Correspondence to: Dr B J Van Royen.

Accepted for publication 18 March 1999

OBJECTIVES---Three operative techniques have been described to correct thoracolumbar kyphotic deformity (TLKD) resulting from ankylosing spondylitis (AS) at the level of the lumbar spine: opening wedge osteotomy, polysegmental wedge osteotomies, and closing wedge osteotomy. Little knowledge exists on the indication for, and outcome of these corrective lumbar osteotomies.
METHODS---A structured review of the medical literature was performed.
RESULTS---A search of the literature revealed 856 patients reported in 41 articles published between 1945 and 1998. The mean age at time of operation was 41 years, male-female ratio 7.5 to 1. In 451 patients an open wedge osteotomy was performed. Polysegmental wedge osteotomies were performed in 249 patients and a closing wedge osteotomy in 156 patients. Most of the studies primarily focus on the surgical technique. Technical outcome data were poorly reported. Sixteen reports, including 523 patients, met the inclusion criteria of this study, and could be analysed for technical outcome data. The average correction achieved with each surgical techniques ranged from 37 to 40 degrees. Loss of correction was mainly reported in patients treated by open wedge osteotomy and polysegmental wedge osteotomies. Neurological complications were reported in all three techniques. The perioperative mortality was 4%. Pulmonary, cardiac and intestinal problems were found to be the major cause of fatal complications.

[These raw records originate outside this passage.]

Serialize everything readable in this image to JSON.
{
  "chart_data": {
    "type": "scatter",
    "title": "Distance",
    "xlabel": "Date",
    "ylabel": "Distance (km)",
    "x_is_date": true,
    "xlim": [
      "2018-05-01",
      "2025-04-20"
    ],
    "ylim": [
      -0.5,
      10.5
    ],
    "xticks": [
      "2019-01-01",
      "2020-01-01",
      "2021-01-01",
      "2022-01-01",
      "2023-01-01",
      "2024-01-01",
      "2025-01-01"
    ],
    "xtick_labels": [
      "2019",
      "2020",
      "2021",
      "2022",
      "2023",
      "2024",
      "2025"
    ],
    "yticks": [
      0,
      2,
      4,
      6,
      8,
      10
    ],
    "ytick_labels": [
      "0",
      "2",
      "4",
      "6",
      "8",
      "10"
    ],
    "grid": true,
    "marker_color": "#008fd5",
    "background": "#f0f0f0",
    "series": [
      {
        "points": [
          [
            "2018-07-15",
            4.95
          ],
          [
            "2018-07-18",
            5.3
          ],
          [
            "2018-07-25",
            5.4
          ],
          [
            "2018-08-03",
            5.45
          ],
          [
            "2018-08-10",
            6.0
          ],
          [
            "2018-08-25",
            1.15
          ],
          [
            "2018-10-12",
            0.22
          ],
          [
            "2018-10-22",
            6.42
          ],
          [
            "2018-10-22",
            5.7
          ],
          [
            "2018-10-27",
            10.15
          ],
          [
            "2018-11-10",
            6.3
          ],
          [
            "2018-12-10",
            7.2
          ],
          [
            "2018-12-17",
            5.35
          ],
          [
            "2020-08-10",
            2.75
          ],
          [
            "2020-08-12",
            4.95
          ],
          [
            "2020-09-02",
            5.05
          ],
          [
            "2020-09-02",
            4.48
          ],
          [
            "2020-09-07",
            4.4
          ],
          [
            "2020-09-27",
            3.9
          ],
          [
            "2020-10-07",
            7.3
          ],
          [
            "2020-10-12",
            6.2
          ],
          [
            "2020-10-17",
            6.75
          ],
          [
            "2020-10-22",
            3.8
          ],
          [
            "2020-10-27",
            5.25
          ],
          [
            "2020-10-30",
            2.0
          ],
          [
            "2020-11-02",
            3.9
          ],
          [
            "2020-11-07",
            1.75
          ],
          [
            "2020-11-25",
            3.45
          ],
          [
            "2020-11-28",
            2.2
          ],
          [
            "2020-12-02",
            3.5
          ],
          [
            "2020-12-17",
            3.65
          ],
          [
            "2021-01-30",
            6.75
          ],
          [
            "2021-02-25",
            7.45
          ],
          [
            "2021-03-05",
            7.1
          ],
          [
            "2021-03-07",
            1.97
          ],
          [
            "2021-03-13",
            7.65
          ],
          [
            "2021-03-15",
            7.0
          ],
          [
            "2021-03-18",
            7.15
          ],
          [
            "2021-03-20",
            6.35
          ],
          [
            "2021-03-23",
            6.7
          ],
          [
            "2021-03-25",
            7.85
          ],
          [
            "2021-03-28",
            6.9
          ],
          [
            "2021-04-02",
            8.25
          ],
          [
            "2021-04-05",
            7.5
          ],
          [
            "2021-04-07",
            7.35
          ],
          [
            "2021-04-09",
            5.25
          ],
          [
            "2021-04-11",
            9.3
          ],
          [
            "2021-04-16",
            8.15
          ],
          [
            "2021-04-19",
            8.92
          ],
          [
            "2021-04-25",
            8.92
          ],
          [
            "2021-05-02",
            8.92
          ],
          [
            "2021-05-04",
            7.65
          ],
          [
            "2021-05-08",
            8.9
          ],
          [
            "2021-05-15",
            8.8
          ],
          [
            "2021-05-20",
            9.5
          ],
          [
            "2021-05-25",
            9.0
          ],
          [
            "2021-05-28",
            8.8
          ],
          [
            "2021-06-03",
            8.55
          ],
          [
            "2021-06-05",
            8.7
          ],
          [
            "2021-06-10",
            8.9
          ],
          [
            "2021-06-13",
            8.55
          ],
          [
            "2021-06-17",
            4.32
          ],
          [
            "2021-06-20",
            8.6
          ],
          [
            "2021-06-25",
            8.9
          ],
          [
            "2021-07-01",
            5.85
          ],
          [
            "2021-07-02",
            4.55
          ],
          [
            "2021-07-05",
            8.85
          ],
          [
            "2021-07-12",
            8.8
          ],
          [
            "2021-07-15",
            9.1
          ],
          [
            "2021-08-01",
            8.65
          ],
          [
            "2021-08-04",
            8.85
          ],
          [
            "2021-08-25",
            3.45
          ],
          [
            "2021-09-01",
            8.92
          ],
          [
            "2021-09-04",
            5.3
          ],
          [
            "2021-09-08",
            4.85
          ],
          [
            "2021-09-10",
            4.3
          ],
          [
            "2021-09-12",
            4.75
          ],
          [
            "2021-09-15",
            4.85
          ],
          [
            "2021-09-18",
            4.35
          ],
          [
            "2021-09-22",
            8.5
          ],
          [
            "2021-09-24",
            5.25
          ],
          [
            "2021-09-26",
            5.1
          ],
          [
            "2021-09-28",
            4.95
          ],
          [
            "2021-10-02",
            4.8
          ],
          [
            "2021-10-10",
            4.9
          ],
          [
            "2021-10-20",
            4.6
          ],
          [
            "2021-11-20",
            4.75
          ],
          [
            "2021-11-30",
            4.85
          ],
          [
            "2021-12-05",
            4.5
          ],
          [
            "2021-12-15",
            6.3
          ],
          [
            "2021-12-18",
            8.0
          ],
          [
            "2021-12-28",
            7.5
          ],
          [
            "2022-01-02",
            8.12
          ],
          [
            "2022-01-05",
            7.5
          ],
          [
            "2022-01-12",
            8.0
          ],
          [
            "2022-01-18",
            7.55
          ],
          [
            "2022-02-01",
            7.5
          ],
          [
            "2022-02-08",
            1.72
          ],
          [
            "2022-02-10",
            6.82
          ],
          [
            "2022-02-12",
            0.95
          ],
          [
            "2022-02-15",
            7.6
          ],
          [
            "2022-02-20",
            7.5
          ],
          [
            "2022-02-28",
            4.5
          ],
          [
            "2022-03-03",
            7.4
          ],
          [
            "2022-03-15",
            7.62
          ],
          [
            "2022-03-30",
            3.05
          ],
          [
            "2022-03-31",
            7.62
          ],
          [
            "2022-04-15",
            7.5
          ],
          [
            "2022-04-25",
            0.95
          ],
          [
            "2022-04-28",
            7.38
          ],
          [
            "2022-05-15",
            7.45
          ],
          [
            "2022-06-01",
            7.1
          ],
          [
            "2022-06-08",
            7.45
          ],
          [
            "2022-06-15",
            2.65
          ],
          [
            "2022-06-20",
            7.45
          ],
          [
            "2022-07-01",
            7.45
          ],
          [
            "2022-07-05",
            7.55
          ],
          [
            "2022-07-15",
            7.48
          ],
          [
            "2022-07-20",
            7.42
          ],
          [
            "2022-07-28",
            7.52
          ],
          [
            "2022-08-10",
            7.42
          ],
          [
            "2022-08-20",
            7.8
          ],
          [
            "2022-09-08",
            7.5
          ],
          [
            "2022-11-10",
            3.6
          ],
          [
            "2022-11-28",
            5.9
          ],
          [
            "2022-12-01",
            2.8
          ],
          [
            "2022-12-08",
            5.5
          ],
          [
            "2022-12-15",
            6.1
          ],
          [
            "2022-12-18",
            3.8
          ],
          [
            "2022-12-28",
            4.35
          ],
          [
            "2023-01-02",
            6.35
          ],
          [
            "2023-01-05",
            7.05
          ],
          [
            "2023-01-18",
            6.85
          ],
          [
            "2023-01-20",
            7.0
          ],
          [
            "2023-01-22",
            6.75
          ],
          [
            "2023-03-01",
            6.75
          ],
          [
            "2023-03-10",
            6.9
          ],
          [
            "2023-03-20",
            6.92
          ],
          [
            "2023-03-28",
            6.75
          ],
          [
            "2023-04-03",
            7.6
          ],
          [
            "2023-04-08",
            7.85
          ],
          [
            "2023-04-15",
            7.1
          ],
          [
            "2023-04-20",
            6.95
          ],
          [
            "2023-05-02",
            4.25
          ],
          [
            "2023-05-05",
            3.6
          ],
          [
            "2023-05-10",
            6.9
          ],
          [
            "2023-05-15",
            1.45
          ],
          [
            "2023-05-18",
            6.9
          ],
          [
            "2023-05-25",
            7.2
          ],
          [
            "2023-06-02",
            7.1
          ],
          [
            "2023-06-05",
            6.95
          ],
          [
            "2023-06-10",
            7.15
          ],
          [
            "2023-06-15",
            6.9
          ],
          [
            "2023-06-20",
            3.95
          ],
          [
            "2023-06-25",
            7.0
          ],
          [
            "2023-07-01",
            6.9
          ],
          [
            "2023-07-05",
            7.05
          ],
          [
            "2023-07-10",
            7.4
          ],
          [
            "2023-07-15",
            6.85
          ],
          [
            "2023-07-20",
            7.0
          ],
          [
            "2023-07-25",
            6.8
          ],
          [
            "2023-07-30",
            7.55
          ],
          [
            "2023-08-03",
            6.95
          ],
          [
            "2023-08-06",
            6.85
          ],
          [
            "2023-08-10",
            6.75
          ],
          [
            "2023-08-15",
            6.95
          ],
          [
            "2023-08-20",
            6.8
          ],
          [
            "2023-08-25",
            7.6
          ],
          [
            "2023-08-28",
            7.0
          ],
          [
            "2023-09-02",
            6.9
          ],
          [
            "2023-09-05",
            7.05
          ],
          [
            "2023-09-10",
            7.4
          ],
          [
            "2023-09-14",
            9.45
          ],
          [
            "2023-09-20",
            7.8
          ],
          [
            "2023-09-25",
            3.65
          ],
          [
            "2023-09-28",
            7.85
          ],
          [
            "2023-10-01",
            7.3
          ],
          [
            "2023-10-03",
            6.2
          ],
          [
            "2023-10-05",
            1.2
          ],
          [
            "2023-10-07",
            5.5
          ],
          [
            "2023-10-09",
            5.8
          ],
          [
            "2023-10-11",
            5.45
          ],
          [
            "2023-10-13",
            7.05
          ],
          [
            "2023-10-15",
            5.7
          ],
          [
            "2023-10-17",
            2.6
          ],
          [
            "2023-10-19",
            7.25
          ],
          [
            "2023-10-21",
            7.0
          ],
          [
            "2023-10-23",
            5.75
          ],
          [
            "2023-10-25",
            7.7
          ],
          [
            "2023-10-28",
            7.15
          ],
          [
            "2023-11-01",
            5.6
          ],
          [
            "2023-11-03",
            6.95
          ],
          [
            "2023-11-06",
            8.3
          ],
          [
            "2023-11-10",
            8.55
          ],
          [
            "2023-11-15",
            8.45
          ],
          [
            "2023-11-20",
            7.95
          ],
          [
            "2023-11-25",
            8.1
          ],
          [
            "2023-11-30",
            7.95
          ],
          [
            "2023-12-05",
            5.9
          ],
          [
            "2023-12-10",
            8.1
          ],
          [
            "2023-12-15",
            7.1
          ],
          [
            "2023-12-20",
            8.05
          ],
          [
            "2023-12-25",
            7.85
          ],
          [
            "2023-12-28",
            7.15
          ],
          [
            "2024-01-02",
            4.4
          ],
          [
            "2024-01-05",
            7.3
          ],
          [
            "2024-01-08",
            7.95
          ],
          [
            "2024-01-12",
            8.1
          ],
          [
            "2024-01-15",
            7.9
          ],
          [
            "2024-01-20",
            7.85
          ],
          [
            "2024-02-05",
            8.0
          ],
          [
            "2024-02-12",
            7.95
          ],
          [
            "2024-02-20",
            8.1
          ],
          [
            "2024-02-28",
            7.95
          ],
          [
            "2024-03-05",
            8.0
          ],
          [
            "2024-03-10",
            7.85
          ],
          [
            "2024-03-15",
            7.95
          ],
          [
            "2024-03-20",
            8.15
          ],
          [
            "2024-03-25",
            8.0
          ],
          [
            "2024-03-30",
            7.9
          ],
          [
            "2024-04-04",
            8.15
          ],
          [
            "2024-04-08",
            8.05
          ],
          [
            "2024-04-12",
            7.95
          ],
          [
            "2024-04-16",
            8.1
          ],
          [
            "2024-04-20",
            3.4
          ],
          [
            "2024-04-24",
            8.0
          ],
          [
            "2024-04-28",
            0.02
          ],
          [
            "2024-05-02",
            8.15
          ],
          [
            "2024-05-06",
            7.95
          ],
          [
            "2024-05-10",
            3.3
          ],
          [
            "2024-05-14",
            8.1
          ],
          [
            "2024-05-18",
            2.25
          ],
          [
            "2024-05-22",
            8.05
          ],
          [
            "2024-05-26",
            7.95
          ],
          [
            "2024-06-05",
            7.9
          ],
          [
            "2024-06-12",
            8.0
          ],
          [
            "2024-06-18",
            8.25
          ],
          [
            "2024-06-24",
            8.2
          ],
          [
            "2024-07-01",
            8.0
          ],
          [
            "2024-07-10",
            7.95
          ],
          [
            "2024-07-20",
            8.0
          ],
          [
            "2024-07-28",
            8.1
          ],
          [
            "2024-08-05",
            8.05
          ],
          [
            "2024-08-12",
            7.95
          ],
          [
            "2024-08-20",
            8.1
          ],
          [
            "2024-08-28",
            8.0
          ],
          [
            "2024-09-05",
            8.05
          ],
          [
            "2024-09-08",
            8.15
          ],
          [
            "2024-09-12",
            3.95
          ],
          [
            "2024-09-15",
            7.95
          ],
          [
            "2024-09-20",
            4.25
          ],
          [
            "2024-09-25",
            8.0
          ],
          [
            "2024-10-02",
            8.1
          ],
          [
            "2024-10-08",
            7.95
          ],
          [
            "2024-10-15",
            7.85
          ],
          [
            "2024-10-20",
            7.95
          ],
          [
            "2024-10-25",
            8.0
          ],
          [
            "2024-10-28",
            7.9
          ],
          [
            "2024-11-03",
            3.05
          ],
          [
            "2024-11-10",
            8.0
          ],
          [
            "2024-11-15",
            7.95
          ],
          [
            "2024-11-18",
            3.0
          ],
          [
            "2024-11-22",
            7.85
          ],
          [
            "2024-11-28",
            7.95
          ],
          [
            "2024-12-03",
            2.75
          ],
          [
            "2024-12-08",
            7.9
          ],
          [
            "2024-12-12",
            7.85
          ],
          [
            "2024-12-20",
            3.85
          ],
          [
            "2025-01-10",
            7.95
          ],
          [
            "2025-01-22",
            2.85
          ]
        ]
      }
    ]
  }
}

CONCLUSION---Lumbar osteotomy for correction of TLKD resulting from AS is a major surgery. The indication for these lumbar osteotomies as well as the degree of correction in the lumbar spine has not yet been established. Furthermore, there is a need for a generally accepted clinical score that encompasses accurate preoperative and postoperative assessment of the spinal deformity. The results of this review suggest that the data from the literature are not suitable for decision making with regard to surgical treatment of TLKD resulting from AS.